Gareth Bale's Goal Helps Lift Real Madrid to Its 10th Champions League Title
LISBON - First came the goal. Then came the kiss. Then came the big-money man securing the biggest win of his life.
When it was over, Gareth Bale put his hands to his face, as if in disbelief. He was surely not alone - the twists and curves at the Estadio da Luz on Saturday night were maddening and magical, as Bale's goal in the 120th minute capped Real Madrid 's rally from the precipice of defeat as it beat its city rivals, Atlético Madrid, to claim La Decima, the club's 10th European title.
The final score was 4-1 after extra time, but the swollen margin belied the drama of the evening. Atlético, the scrappy second team of the Spanish capital, was just minutes away from winning its first Champions League trophy, only to have it ripped away in the final seconds when Sergio Ramos's desperate header found the corner of the net in the 93rd minute. After the referee blew his whistle to signal the end of regulation moments later, Real goalkeeper Iker Casillas - whose mistake helped Atlético take a first-half lead - wrapped his arms around Ramos and kissed his defender's sweaty cheek.
Atlético Coach Diego Simeone tried to rally his players after the letdown, screaming at them in the huddle before extra time. But without its top attacker, Diego Costa, who was substituted after just eight minutes because of an injured hamstring, there was no way back for the red-and-white striped Rojiblancos. Real dominated the extra periods and, fittingly, it was Bale - who went to Real for a record $124 million transfer fee last summer - who sealed the victory for soccer's richest club when he headed in a rebound and sent the Real fans behind the goal into hysterics.
Real's victory capped off a fevered few weeks in Madrid, where the match was, not surprisingly, a citywide obsession. Marca, one of two sports newspapers based in Madrid, proclaimed the game to be an 'eternal' battle and produced a charming front page on Saturday depicting the top players from each team as foosball players. Inside, the paper had reams of coverage previewing the match from every angle, including articles about the teams' flights to Lisbon; it was only after more than 50 pages on soccer that a story about the Spanish tennis star Rafael Nadal, who is competing at the French Open, finally appeared.
Fans of Atlético and Real bantered with each other at home in the days leading up to the match before descending upon Lisbon en masse, turning the city a mixture of stripes and solids by Friday night. It was estimated that some 15,000 cars and 600 buses - carrying as many as 90,000 people - made the 385-mile drive between the Iberian capitals.
By Saturday morning, Avenida da Liberdade, which cuts through the historic city center, was packed with visitors idly browsing the wares laid out by jewelry and knick-knack vendors. Several radio stations broadcast from various points along the pedestrian paths and fans mingled - mostly without rancor - when they weren't intermittently breaking into song.

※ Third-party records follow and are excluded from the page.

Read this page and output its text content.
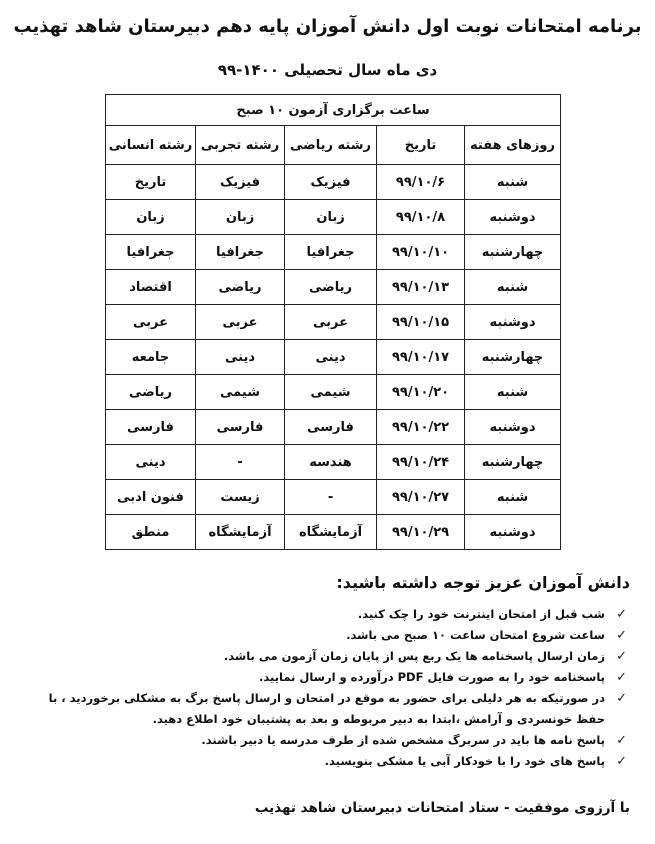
برنامه امتحانات نوبت اول دانش آموزان پایه دهم دبیرستان شاهد تهذیب
دی ماه سال تحصیلی ۱۴۰۰-۹۹
ساعت برگزاری آزمون ۱۰ صبح				
روزهای هفته	تاریخ	رشته ریاضی	رشته تجربی	رشته انسانی
شنبه	۹۹/۱۰/۶	فیزیک	فیزیک	تاریخ
دوشنبه	۹۹/۱۰/۸	زبان	زبان	زبان
چهارشنبه	۹۹/۱۰/۱۰	جغرافیا	جغرافیا	جغرافیا
شنبه	۹۹/۱۰/۱۳	ریاضی	ریاضی	اقتصاد
دوشنبه	۹۹/۱۰/۱۵	عربی	عربی	عربی
چهارشنبه	۹۹/۱۰/۱۷	دینی	دینی	جامعه
شنبه	۹۹/۱۰/۲۰	شیمی	شیمی	ریاضی
دوشنبه	۹۹/۱۰/۲۲	فارسی	فارسی	فارسی
چهارشنبه	۹۹/۱۰/۲۴	هندسه	-	دینی
شنبه	۹۹/۱۰/۲۷	-	زیست	فنون ادبی
دوشنبه	۹۹/۱۰/۲۹	آزمایشگاه	آزمایشگاه	منطق
دانش آموزان عزیز توجه داشته باشید:
✓
شب قبل از امتحان اینترنت خود را چک کنید.
✓
ساعت شروع امتحان ساعت ۱۰ صبح می باشد.
✓
زمان ارسال پاسخنامه ها یک ربع پس از پایان زمان آزمون می باشد.
✓
پاسخنامه خود را به صورت فایل PDF درآورده و ارسال نمایید.
✓
در صورتیکه به هر دلیلی برای حضور به موقع در امتحان و ارسال پاسخ برگ به مشکلی برخوردید ، با حفظ خونسردی و آرامش ،ابتدا به دبیر مربوطه و بعد به پشتیبان خود اطلاع دهید.
✓
پاسخ نامه ها باید در سربرگ مشخص شده از طرف مدرسه یا دبیر باشند.
✓
پاسخ های خود را با خودکار آبی یا مشکی بنویسید.
با آرزوی موفقیت - ستاد امتحانات دبیرستان شاهد تهذیب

The Atlético fans were surely going to enjoy themselves. This was only the club's second appearance in a European Cup final and the last one, in 1974, was largely forgettable as they were blasted by Bayern Munich, 4-0, after blowing a one-goal lead with six minutes to play. The shock of losing the title in such a wrenching way led Atlético fans to give themselves the downcast nickname of Pupas, or jinxed ones. After Saturday's finish, that name figures to stick for a little while longer.
Real, unlike its upstart opponents, has had a fascination - some would call it a damaging obsession - with the Champions League ever since the club won three titles in five years from 1998 to 2002. That run sent the so-called Galactico Era at Real into its first full bloom as spending on superstars ballooned and a cast of soccer icons, from Zinedine Zidane to David Beckham to the Brazilian Ronaldo, cycled through as the club chased its elusive 10th European title.

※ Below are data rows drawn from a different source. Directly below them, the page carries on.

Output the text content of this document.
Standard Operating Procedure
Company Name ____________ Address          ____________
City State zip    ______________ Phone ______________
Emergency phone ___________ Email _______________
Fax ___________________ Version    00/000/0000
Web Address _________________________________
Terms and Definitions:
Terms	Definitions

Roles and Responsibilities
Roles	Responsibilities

Over the course of that first stretch and then the second Galactico Era - prompted by rival Barcelona's success in the late 2000s - Real became the game's richest club, spending well over $1 billion on players (and ripping through 11 coaches since 2002) even as they failed to reach another European final until this year.

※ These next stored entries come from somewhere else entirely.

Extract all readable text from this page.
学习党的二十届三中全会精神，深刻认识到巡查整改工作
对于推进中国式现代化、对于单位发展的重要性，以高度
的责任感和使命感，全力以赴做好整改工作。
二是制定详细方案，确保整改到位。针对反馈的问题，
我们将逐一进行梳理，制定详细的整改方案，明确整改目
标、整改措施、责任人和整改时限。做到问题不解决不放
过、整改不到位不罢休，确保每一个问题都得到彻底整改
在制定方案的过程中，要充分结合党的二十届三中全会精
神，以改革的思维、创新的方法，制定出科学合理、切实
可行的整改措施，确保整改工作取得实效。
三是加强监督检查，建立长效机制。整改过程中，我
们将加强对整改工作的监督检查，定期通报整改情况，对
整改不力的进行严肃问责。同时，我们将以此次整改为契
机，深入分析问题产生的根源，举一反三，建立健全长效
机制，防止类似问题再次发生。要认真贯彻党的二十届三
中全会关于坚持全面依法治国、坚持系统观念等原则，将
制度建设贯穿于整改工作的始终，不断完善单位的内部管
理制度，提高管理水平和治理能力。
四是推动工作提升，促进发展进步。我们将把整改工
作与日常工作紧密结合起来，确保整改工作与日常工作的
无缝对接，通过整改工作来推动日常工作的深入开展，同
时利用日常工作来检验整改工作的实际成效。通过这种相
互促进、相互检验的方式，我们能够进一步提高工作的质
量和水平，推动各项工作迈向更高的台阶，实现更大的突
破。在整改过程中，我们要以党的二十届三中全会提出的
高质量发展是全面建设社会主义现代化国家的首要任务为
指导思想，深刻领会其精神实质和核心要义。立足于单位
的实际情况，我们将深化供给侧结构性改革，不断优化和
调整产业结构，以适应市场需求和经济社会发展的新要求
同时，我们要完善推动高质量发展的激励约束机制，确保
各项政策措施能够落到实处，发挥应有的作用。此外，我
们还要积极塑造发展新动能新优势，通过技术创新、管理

This season, however, Ancelotti - who won two previous Champions League titles with A. C. Milan - mixed and matched his lineups enough to overcome inconsistency in the league and push Real back to the title game behind Ronaldo's 16 European goals (before the final), a record in the competition.
On Saturday though, Atlético's stout - or borderline violent, depending on your point of view - defending kept Ronaldo from asserting himself. The Portuguese star did not seem bothered by a leg injury that had hampered him at the end of the season, yet he did not make an impact, continually bottled up (or hacked down) by Atlético defenders.
Bale had Real's best chance of the first half when he took off on a blistering 35-yard run, but he skewed his shot badly, missing wide after 32 minutes. The close call energized the Real fans, but they were quickly silenced when Casillas was caught in no-man's land - neither too far out nor on his line - after an Atlético corner kick and Godin's header looped over him before bouncing so, so, so slowly over the goal line.
Real pushed hard in the second half but seemed destined to come up short before Ramos came to the rescue. Then, after Bale's goal, Atlético seemed entirely deflated and Marcelo scored Real's third before Ronaldo scored from the penalty spot just before the final whistle.